現代の成都の地下に眠る都 ジンシャ遺跡博物館を歩く video poster
現代の高層ビルが立ち並ぶ中国・成都。その足元の地中から、約3000年前の都市が姿を現しました。かつて古代のShu王国の都だったと考えられる「金沙(Jinsha)」の遺跡を、そのままの場所で公開しているのが「Jinsha Site Museum(金沙遺跡博物館)」です。この記事では、2025年のいま訪れることのできる国際ニュース級の歴史スポットを、日本語で分かりやすく紹介します。
現代都市・成都の地下に眠る3000年前の都
成都の道路や建物の下から見つかったのが、約3000年前の都市「金沙」です。現在の研究では、この場所は古代のShu王国の首都だったと考えられています。つまり、現代の都市の真下に、もう一つの「都」が折り重なるように存在していたことになります。
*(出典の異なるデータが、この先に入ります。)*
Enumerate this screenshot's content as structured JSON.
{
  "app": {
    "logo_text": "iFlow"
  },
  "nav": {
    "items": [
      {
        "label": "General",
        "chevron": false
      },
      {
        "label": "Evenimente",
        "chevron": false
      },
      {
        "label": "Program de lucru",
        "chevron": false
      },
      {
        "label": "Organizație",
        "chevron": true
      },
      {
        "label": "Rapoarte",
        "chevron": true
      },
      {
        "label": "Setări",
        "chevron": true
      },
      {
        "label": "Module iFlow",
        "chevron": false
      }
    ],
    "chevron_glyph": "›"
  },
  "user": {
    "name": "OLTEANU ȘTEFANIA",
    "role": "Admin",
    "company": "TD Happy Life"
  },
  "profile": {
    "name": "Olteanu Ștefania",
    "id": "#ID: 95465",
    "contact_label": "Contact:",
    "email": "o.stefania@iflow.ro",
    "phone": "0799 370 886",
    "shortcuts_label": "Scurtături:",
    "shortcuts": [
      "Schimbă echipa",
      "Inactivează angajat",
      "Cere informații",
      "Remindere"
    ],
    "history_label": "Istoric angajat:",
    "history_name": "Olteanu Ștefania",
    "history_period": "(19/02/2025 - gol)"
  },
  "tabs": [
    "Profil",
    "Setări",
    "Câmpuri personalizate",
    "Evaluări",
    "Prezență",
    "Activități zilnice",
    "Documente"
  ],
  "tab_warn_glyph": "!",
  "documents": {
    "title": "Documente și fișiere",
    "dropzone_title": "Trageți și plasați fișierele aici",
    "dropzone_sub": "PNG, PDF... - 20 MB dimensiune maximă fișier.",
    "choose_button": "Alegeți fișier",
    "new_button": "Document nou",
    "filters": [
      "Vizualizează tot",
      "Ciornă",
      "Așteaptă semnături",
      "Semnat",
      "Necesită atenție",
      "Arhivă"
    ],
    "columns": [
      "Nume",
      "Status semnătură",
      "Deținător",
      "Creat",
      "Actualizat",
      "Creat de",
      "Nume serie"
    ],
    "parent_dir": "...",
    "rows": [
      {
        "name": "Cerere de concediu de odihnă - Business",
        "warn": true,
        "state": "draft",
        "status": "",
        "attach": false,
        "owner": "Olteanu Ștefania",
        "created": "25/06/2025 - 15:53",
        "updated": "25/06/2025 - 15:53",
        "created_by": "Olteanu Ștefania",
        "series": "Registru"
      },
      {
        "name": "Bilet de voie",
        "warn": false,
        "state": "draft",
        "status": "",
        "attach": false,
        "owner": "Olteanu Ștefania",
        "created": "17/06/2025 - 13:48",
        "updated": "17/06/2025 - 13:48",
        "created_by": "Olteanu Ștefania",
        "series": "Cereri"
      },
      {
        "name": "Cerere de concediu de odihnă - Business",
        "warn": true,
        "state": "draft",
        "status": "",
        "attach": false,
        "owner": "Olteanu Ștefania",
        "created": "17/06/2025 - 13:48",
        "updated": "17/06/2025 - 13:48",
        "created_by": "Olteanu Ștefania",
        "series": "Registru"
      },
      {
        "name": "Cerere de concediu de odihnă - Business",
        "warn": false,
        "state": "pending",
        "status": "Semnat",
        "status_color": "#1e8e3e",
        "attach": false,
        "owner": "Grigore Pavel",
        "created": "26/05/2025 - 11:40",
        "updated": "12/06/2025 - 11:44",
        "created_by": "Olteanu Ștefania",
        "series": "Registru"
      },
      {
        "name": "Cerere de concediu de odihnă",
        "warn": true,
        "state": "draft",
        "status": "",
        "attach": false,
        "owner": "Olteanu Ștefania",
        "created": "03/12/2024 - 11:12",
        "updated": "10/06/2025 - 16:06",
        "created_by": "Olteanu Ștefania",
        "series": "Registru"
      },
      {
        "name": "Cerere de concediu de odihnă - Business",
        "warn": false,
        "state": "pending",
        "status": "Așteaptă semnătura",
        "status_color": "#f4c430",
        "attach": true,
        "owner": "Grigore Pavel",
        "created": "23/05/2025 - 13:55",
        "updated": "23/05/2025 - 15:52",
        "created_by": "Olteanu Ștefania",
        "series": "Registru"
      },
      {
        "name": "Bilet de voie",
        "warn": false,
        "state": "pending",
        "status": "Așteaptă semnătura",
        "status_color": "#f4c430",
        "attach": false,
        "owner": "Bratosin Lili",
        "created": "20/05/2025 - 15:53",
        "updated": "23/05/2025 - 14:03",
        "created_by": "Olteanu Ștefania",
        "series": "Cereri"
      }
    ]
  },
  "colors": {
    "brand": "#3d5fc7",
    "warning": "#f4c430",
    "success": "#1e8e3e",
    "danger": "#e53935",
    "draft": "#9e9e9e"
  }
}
2025年のいま、成都はアジアを代表する成長都市の一つですが、その地下にまったく別の時間が静かに眠っていた──という事実は、都市とは何か、歴史とは何かを改めて問いかけてきます。
金沙遺跡博物館とは何か
Jinsha Site Museum(金沙遺跡博物館)は、この古代都市の一部を発掘した現場を「その場所のまま(in situ)」保存し、公開している施設です。発掘されたエリアの一部は、移動させずにその場で保存され、来館者が遺跡のようすを直接見られるようになっています。
発掘現場そのものを見せるスタイル
多くの博物館は、遺跡から運び出された出土品だけを展示します。しかし、金沙遺跡博物館は、元の発掘現場の一部をそのまま残すことで、「ここに本当に都市があった」という実感を与えてくれます。現代の街並みと古代の地層が一体となっている様子を目の前にすると、時間のスケールの大きさを意識せずにはいられません。
金の太陽と仮面、冠──象徴的な出土品
この遺跡からは、驚くべき数々の遺物が見つかりました。なかでも来館者の目を引くのが、ほぼ純金で作られた「太陽」をかたどる円盤状の工芸品です。太陽のモチーフが何を意味していたのか、古代の人々がどのような思いを込めたのか、想像がふくらみます。
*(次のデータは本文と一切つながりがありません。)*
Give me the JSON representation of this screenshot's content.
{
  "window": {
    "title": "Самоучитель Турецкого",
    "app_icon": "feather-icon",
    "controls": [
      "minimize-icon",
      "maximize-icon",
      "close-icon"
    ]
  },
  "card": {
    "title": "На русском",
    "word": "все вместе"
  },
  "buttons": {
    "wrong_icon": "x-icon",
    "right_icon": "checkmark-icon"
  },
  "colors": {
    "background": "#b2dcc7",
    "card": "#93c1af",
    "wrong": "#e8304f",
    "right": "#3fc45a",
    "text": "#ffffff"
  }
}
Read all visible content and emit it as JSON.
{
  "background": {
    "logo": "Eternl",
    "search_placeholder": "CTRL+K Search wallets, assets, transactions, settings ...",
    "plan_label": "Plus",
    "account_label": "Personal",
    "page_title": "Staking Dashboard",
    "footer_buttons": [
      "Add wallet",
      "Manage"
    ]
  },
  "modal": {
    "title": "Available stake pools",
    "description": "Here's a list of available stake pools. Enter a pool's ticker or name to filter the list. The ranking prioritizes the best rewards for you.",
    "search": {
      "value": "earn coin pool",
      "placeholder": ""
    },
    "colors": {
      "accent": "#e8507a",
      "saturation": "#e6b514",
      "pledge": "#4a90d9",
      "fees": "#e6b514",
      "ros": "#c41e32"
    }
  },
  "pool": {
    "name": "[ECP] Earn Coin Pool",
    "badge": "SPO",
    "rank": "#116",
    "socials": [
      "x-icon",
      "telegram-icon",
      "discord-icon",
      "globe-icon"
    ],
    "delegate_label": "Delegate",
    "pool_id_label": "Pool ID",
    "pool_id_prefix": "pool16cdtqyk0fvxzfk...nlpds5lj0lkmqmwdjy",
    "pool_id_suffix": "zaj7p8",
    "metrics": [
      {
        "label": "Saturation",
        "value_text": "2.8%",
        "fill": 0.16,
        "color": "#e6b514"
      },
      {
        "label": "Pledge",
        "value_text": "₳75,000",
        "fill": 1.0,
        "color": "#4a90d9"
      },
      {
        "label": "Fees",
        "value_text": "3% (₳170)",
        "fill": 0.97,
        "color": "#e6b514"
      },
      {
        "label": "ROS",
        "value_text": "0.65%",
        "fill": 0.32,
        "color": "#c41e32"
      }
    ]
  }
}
さらに、金の仮面や冠も出土し、博物館で展示されています。金属工芸の高さだけでなく、「誰がこれを身につけていたのか」「どのような儀礼で使われていたのか」といった物語を想像させる存在です。無言のまま並ぶ金の遺物は、3000年前の都で生きた人々の気配を、静かに伝えているように感じられます。
3000年前と2025年の「時間」をつなぐ場所
金沙遺跡博物館が面白いのは、単なる古代史の展示にとどまらず、「いま」とつながった場所だという点です。発掘された都市は、現在の成都と同じ場所にあります。つまり、3000年前の人々も、私たちと同じ土地で日常生活を営んでいたことになります。
通勤や旅行で成都の街を歩く人にとって、地面の下に別の都市が眠っているという感覚は、「自分たちの暮らしもいつかは地層の一部になる」という時間のスケールを意識させてくれます。これは、変化の速いアジアの都市をどのように記憶し、守っていくのかを考えるヒントにもなるでしょう。
日本語で知る国際ニュースとしての金沙
日本から見ると、中国・成都のローカルな遺跡に思えるかもしれません。しかし、現代の都市の地下から3000年前の都が見つかり、それをその場で保存・公開する取り組みは、アジア全体の歴史認識に影響を与えうる国際ニュースでもあります。
日本語でこうした情報に触れることで、
- アジアの古代文明に対するイメージをアップデートする
- 都市開発と文化財保護のバランスについて考える
- 「旅行先」としての都市を、歴史のレイヤーから見る視点を持つ
といった視点を持つことができます。ニュースやガイドブックだけでは見落としがちな「都市の時間軸」に目を向けるきっかけとしても、金沙遺跡博物館は注目に値する存在です。
もし成都を訪れるなら
もし今後、仕事や旅行で成都を訪れる機会があれば、現代的なショッピングエリアやグルメだけでなく、金沙遺跡博物館のような歴史スポットにも足を運んでみたいところです。現在の都市空間と、地下に眠る古代都市のあいだを行き来することで、「アジアで生きる自分」を少し違う角度から見つめ直せるかもしれません。
スマートフォン片手にニュースを追う日常のなかで、ときどき立ち止まり、3000年前の人々が見ていた空や太陽に思いを馳せてみる。そのきっかけとして、金沙遺跡博物館は、2025年の私たちに静かな問いを投げかけているように見えます。